Congress’ top Democrats cast doubt Monday on the viability of President Donald Trump’s budget outline, suggesting it could face resistance from his own side of the aisle.
“The fact that they’re governing from the hard right makes it a lot harder for them,” Senate Minority Leader Chuck Schumer (D-N.Y.) said at a National Press Club event billed as prebuttal to Trump’s scheduled address Tuesday to a joint session of Congress. “It’s hardly a certainty the Republicans will march in lockstep on this budget.”
Trump has proposed increasing military spending, slashing foreign aid and cutting domestic spending while protecting entitlements such as Medicare and Social Security, two of the biggest drivers of the federal deficit. Office of Management and Budget Director Mick Mulvaney introduced the budget at a news briefing Monday, saying the “America first budget” plan is simple enough: “We are taking [Trump’s] words and turning them into policies and dollars.”
“I don’t even know if the president really understands the cuts that are being discussed,” House Minority Leader Nancy Pelosi (D-Calif.) told reporters at the National Press Club forum when asked about the White House’s proposal.

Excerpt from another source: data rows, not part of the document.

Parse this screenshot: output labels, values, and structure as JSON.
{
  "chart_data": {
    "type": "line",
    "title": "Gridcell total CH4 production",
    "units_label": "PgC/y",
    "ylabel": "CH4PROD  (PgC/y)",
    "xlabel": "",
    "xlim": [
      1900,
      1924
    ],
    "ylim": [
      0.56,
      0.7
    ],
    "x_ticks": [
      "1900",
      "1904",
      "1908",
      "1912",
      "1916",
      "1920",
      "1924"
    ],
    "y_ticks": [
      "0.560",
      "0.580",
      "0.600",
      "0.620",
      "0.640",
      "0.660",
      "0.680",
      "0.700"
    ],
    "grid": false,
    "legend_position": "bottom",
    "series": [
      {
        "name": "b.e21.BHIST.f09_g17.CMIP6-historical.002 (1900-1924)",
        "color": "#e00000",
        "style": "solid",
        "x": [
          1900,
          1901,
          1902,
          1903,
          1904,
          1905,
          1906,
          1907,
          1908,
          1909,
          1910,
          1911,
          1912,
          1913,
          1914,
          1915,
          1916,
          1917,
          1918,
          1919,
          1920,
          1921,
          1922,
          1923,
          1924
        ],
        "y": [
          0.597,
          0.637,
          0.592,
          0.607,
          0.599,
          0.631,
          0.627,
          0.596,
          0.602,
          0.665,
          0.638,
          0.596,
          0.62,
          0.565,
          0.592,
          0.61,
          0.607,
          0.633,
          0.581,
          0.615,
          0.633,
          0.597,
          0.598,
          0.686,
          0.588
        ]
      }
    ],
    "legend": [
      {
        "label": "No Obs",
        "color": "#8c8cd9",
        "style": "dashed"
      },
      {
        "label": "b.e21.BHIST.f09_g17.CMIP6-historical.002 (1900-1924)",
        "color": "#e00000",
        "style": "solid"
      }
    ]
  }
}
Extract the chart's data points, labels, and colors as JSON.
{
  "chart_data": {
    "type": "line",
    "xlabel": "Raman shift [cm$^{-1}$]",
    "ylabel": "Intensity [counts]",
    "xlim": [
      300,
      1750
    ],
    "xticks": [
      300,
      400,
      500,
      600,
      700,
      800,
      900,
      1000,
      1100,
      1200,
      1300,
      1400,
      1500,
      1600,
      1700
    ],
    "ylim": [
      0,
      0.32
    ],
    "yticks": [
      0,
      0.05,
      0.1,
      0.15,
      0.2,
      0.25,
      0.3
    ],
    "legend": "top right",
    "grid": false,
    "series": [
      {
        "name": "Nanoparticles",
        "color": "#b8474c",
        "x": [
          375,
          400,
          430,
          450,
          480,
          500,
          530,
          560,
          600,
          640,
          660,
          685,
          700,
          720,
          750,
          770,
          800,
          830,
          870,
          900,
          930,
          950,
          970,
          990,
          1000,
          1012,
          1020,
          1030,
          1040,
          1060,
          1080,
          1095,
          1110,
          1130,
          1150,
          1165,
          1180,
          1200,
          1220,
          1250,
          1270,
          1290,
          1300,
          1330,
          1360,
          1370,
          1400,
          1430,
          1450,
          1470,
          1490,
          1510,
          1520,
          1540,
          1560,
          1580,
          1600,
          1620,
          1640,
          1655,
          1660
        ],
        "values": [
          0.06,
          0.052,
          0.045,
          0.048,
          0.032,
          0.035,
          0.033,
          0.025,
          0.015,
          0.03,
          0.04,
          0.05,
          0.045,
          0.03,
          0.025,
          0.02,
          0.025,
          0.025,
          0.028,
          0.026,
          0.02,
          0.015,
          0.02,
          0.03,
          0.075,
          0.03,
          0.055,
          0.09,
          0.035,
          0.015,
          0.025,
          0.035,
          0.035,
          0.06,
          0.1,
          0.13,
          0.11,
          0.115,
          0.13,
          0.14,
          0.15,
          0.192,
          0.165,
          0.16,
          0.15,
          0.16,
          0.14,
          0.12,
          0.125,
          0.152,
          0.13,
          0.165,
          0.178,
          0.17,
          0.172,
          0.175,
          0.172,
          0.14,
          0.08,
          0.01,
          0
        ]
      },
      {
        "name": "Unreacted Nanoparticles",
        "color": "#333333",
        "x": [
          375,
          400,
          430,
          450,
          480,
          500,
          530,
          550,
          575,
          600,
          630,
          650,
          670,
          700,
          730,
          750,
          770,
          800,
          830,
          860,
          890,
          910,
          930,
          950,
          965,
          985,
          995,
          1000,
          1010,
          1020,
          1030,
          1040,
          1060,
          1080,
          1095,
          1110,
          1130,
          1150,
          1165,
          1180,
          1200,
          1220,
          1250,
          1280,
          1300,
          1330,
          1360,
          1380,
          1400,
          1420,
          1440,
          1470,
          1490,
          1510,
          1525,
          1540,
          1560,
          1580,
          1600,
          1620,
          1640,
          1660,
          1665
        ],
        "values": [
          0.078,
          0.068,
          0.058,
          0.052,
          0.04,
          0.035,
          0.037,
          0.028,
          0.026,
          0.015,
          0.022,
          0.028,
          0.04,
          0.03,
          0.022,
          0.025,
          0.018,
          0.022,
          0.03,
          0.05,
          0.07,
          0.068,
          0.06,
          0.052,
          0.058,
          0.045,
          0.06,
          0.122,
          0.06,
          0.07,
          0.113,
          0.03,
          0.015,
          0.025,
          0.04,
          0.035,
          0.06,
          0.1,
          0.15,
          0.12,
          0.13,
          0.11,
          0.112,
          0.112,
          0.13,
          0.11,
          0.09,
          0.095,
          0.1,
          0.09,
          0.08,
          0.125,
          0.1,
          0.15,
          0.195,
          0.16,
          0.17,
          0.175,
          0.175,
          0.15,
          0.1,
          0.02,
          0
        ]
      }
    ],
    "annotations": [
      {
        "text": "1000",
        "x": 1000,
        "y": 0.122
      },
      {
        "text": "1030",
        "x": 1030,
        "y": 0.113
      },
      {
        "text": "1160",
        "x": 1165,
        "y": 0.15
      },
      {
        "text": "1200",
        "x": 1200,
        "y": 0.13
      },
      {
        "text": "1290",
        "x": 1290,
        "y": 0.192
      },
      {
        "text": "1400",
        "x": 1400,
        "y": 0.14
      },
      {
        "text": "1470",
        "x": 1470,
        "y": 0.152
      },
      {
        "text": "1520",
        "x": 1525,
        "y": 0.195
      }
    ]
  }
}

Speaking earlier in the day, Trump described what he hoped would be a “historic increase in defense spending” coupled with cuts to non-security programs.
“This defense spending increase will be offset and paid for finding greater savings and efficiencies across the federal government,” Trump told U.S. governors attending a meeting at the White House. “We’re going to do more with less.”
While House Speaker Paul Ryan (R-Wis.) and Senate Majority Leader Mitch McConnell (R-Ky.) did not issue public statements on the White House plan, Senate Armed Services Committee Chairman John McCain said the administration’s proposal does not go far enough.
“President Trump intends to submit a defense budget that is a mere 3 percent above President Obama’s defense budget, which has left our military underfunded, undersized, and unready to confront threats to our national security,” the Arizona Republican said in a statement. “We can and must do better.”
When contacted by Morning Consult, McConnell’s office declined to comment on the White House budget proposal. Ryan’s office did not immediately respond to a request for comment.
Security concerns remain second to the economy when Americans are asked what issues come to mind when they head to the polls, though they tend to spike after major events, according to Morning Consult polling.